April 27th, 2009

The Wawenoc Tribe, No. 153, Improved Order of Red Man would meet Tuesdays at Granger’s Hall in 1875.

The Improved Order of Red Men traces its origin from the Sons of Liberty patriots who were active before the American Revolution and are well known for their participation in the Boston Tea Party. The Sons of Liberty ~ and in turn the I.O.R.M. emulated in their organization, philosophy, and regalia the League of the Iroquois or Six Nations. Hospitality was extremely important. The Iroquois would surrender his dinner to feed the hungry, vacate his bed to refresh the weary, and give up his apparel to clothe the naked. On March 12, 1834, George A. Peter and William T. Jones along with a few others formed Logan Tribe, No. 1 and adopted the motto, Freedom, Friendship, Charity. The first act of the Logan Tribe after its organization was to pass a law that no council fire should be kindled in any wigwam where fire water (liquor) was sold. Membership was restricted to free white males of good moral character and standing and at the full age of twenty-one great suns who believed in the existence of a Great Spirit, the Creator and Preserver of the Universe, and who possessed some reputable means of support. In addition, as slavery became more of an issue, no person owning or holding a slave could be admitted into their organization. In 1885 the organization welcomed women through the Pocohontas Degree. Later came the Degree of Hiawatha, the Junior Tribe of Red Men, composed of boys eight years and older. The aim of the Hiawatha Degree is the development of each boy so that he may appreciate the virtues of unity, freedom, strength, peace, charity, loyalty, education, hope, love, courage, friendship, patriotism, and tolerance – in other words, to help young boys of today to mature as exemplary men in the world of tomorrow.

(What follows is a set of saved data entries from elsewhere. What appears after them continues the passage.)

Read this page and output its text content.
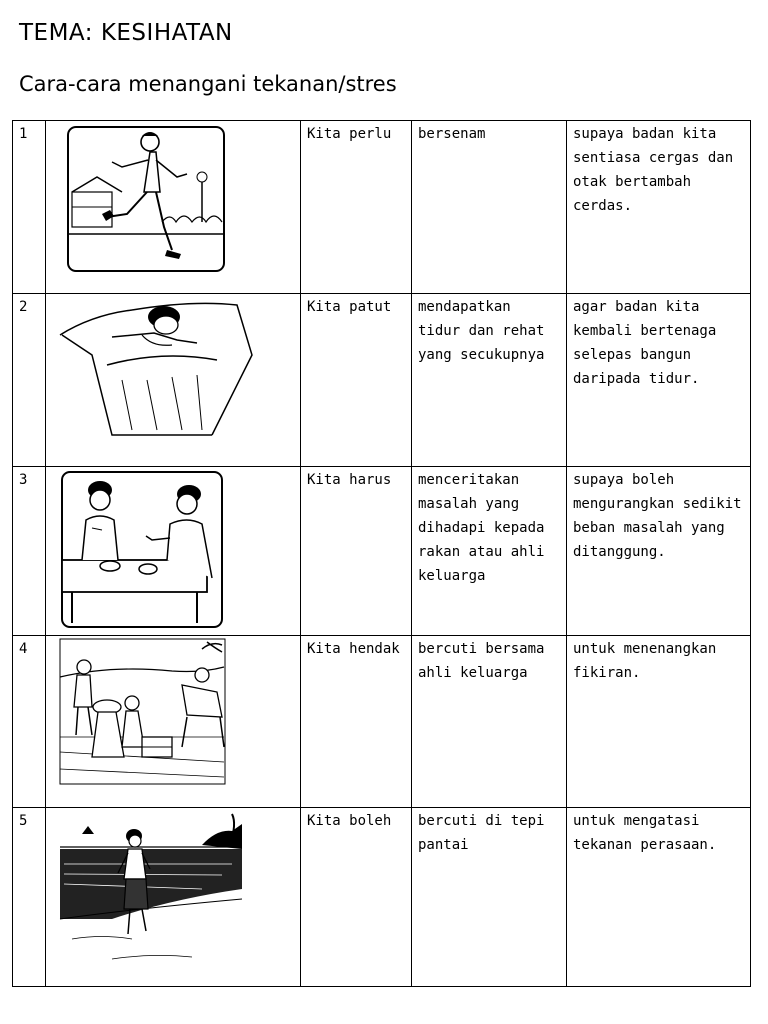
TEMA: KESIHATAN
Cara-cara menangani tekanan/stres
1		Kita perlu	bersenam	supaya badan kita sentiasa cergas dan otak bertambah cerdas.
2		Kita patut	mendapatkan tidur dan rehat yang secukupnya	agar badan kita kembali bertenaga selepas bangun daripada tidur.
3		Kita harus	menceritakan masalah yang dihadapi kepada rakan atau ahli keluarga	supaya boleh mengurangkan sedikit beban masalah yang ditanggung.
4		Kita hendak	bercuti bersama ahli keluarga	untuk menenangkan fikiran.
5		Kita boleh	bercuti di tepi pantai	untuk mengatasi tekanan perasaan.
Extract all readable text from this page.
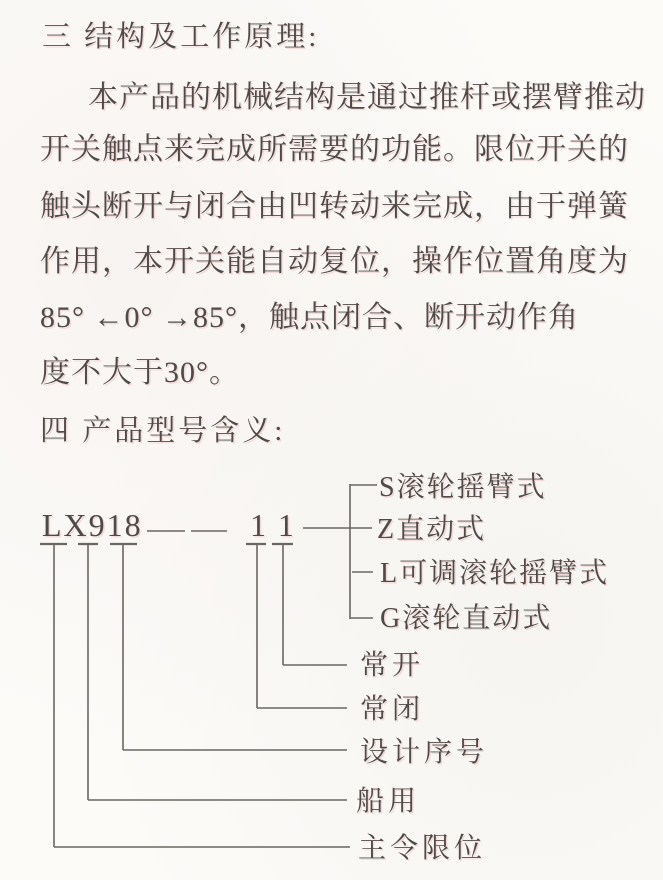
三 结构及工作原理:
本产品的机械结构是通过推杆或摆臂推动
开关触点来完成所需要的功能。限位开关的
触头断开与闭合由凹转动来完成，由于弹簧
作用，本开关能自动复位，操作位置角度为
85° ←0° →85°，触点闭合、断开动作角
度不大于30°。
四 产品型号含义:
LX918	11
S滚轮摇臂式
Z直动式
L可调滚轮摇臂式
G滚轮直动式
常开
常闭
设计序号
船用
主令限位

In regard to their meetings, the Sachem presided at the far end of the wigwam at the stump with the first and second Sannaps to his right and left. Four warriors sat in front of him as a guard. The Chief of Records sat in the far left-hand corner of the wigwam and the Collector of Wampum and Keeper of Wampum in the right-hand corner. Against the right wall sat the Junior Sagamore with the stake in front of him. Against the left wall sat the Prophet with two scouts in front of him. The near wall, close to the entrance, held the seats for the Senior Sagamore and four braves before him. In the center of the wigwam was the place of council brand where the council fire was kindled, during which time strict order was maintained.

Some prominent Americans who have been members of the I.O.R.M. include: George Washington, Thomas Jefferson, Theodore Roosevelt, Warren G. Harding, Franklin D. Roosevelt, Richard M. Nixon, Samuel Adams, Patrick Henry, John Hancock, Thomas Paine, and Paul Revere.